The simple way to think about risk is to ask two questions: how soon do you need the money, and what is your temperament towards volatility? If you’re young and intend to keep working for a while, you can take greater risks in the pursuit of better returns. If you’re already retired and want to stretch your funds, you don’t want to risk what you already have, so you’ll want to invest in lower-risk options.
Behavioral Finance
Behavioral finance is a different way of thinking about risk. Traditional models of financial theory assume that people are rational about risk and have perfect self-control, uninfluenced by bias.
For example, let’s say you’re offered the chance to flip a coin. If the coin comes up heads, you’ll get $100. If it comes up tails, you’ll lose $100. A perfectly rational actor knows that the coin toss is completely neutral, but for most people, the risk of losing is worse than the possible gain of winning.
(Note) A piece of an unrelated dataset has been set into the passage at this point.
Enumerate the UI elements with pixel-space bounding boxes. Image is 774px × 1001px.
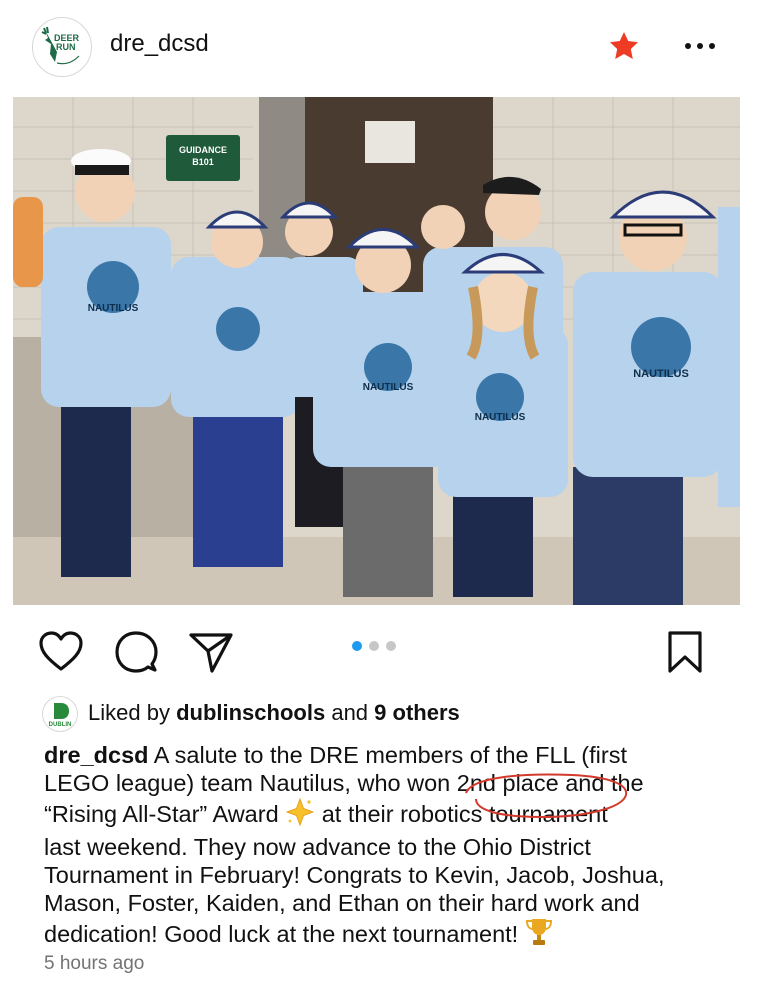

Behavioral finance attempts to take into account that investors aren’t completely rational and that many cognitive biases are in play when people make financial decisions. It involves careful planning, preparation, and statistical analysis to try to remove biases from the decision-making process entirely.
The Bottom Line
Financial wealth is complicated — if it weren’t, there’d be no such thing as financial advisors. But complicated or not, financial wealth looms large in most people’s lives. It determines so much about your lifestyle — the quality of life you’re able to have for yourself, the quality of life you can give your children, the frequency with which you can vacation, the education your children can obtain, the charitable causes you can support, and so much more.
Financial wealth is the foundation on which so many of your other goals, priorities, and aspirations are built. It’s not just the bottom line on your balance sheets that matters – it’s what that wealth enables you to do.
That’s why we have created and prioritized such a holistic, comprehensive view of wealth. Whether it’s your relational, experiential, or legacy wealth in question, you need to get your financial wealth in order to enable everything else you want to do.